On top of that, the CTS-Labs website and whitepaper are lacking the same form of in-depth technical discussions that Google provided on Meltdown and Spectre. Instead, CTS-Labs has substituted that with a bunch of infographics and concept designs.
To make matters worse, the less than 24 hours notice that AMD was given was so short that the chipmaker couldn’t even confirm if the flaws were valid or not.
The best part is that there’s a disclaimer on the amdflaws.com website itself that suggests a possible conflict of interest:
Although we have a good faith belief in our analysis and believe it to be objective and unbiased, you are advised that we may have, either directly or indirectly, an economic interest in the performance of the securities of the companies whose products are the subject of our reports.
The company has since said that it has no investment in Intel or AMD, but it still doesn’t bode well for the objectivity and intentions of the whole report, even if they are legitimate.
I should also point out that CTS-Labs is a previously unheard of firm that currently has just six employees (it acknowledged as much to Reuters) and has clients who pay the firm for proprietary research on vulnerabilities in computer hardware.
What’s AMD’s response to this?
Unsurprisingly, AMD needed more time to get to the bottom of this. Its official statement is below:
We have just received a report from a company called CTS Labs claiming there are potential security vulnerabilities related to certain of our processors. We are actively investigating and analyzing its findings. This company was previously unknown to AMD and we find it unusual for a security firm to publish its research to the press without providing a reasonable amount of time for the company to investigate and address its findings. At AMD, security is a top priority and we are continually working to ensure the safety of our users as potential new risks arise. We will update this blog as news develops.
On 20 March, AMD confirmed that the vulnerabilities are real. It is currently working on a fix, and patches should arrive via AMD's ODM and OEM partners within the next 90 days. It also stressed that for the vulnerabilities to be exploited, one would need admin access. Furthermore, system security would have had to be compromised already.

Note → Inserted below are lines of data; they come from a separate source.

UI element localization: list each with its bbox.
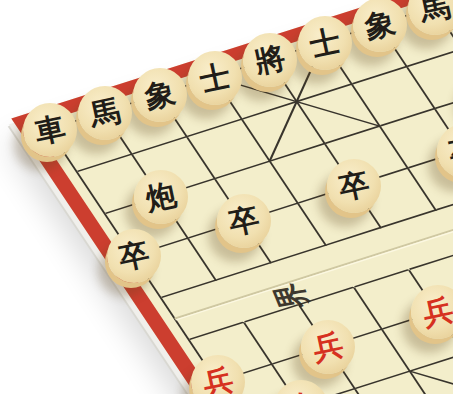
piece-black-advisor[interactable]: 士 bbox=[298, 16, 352, 70]
piece-glyph: 象 bbox=[142, 77, 178, 113]
piece-glyph: 炮 bbox=[283, 389, 319, 394]
piece-black-elephant[interactable]: 象 bbox=[133, 68, 187, 122]
piece-glyph: 車 bbox=[32, 112, 68, 148]
piece-black-soldier[interactable]: 卒 bbox=[327, 159, 381, 213]
piece-black-soldier[interactable]: 卒 bbox=[217, 194, 271, 248]
piece-black-horse[interactable]: 馬 bbox=[78, 86, 132, 140]
piece-glyph: 兵 bbox=[310, 329, 346, 365]
piece-red-soldier[interactable]: 兵 bbox=[191, 355, 245, 394]
piece-glyph: 象 bbox=[362, 7, 398, 43]
piece-black-soldier[interactable]: 卒 bbox=[107, 229, 161, 283]
piece-glyph: 卒 bbox=[116, 238, 152, 274]
piece-black-elephant[interactable]: 象 bbox=[353, 0, 407, 52]
piece-glyph: 兵 bbox=[200, 364, 236, 394]
piece-black-advisor[interactable]: 士 bbox=[188, 51, 242, 105]
piece-black-cannon[interactable]: 炮 bbox=[134, 170, 188, 224]
piece-red-cannon[interactable]: 炮 bbox=[274, 380, 328, 394]
piece-glyph: 馬 bbox=[87, 95, 123, 131]
piece-black-soldier[interactable]: 卒 bbox=[437, 124, 453, 178]
piece-glyph: 將 bbox=[252, 42, 288, 78]
piece-red-soldier[interactable]: 兵 bbox=[411, 285, 453, 339]
piece-black-general[interactable]: 將 bbox=[243, 33, 297, 87]
piece-glyph: 炮 bbox=[143, 179, 179, 215]
piece-glyph: 卒 bbox=[336, 168, 372, 204]
xiangqi-photo-stage: 界 車馬象士將士象馬車炮炮卒卒卒卒兵兵兵炮 bbox=[0, 0, 453, 394]
piece-black-horse[interactable]: 馬 bbox=[408, 0, 453, 35]
piece-glyph: 士 bbox=[307, 25, 343, 61]
piece-black-chariot[interactable]: 車 bbox=[23, 103, 77, 157]
piece-glyph: 兵 bbox=[420, 294, 453, 330]
piece-red-soldier[interactable]: 兵 bbox=[301, 320, 355, 374]
piece-glyph: 士 bbox=[197, 60, 233, 96]
piece-glyph: 馬 bbox=[417, 0, 453, 25]
piece-glyph: 卒 bbox=[226, 203, 262, 239]
piece-glyph: 卒 bbox=[446, 133, 453, 169]
pieces-layer: 車馬象士將士象馬車炮炮卒卒卒卒兵兵兵炮 bbox=[0, 0, 453, 394]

You can check out AMD's response in full here.
So what should you do?
Unfortunately, there’s not much you can do at this point, since there are no patches available. Furthermore, AMD hasn’t even confirmed the validity of these disclosures, so it’s probably best to wait for the official word on this. That said, if the flaws turn out to be real, they could cause serious problems for AMD, in the same manner that Meltdown and Spectre have proved tricky to resolve for Intel. But despite the wave of criticism that has hit CTS-Labs, you shouldn't let that overshadow the very real risks of the vulnerabilities it has outlined. Right now, the consensus also seems to be that the bugs are probably real, and it's only CTS-Labs methods that are being called into question.
Dan Guido, an independent security research and CEO of security firm Trail of Bits, has supposedly seen a more detailed technical report describing the flaws and gone on record saying that he believes the threats are real.
As a result, the questionable nature of the disclosure aside, there’s no reason not to take this news seriously and follow up with any fixes should they become available.
Update 1: Now that AMD has confirmed the validity of these findings, it's just a simple matter of waiting for the patches to roll out. The vulnerabilities have to do with the firmware and chipset, and not the x86 architecture, so they won't require the hardware redesigns that Spectre calls for.
Instead, the patches will come in the form of BIOS and firmware updates (no microcode updates are needed). There is not expected to be any negative performance impact.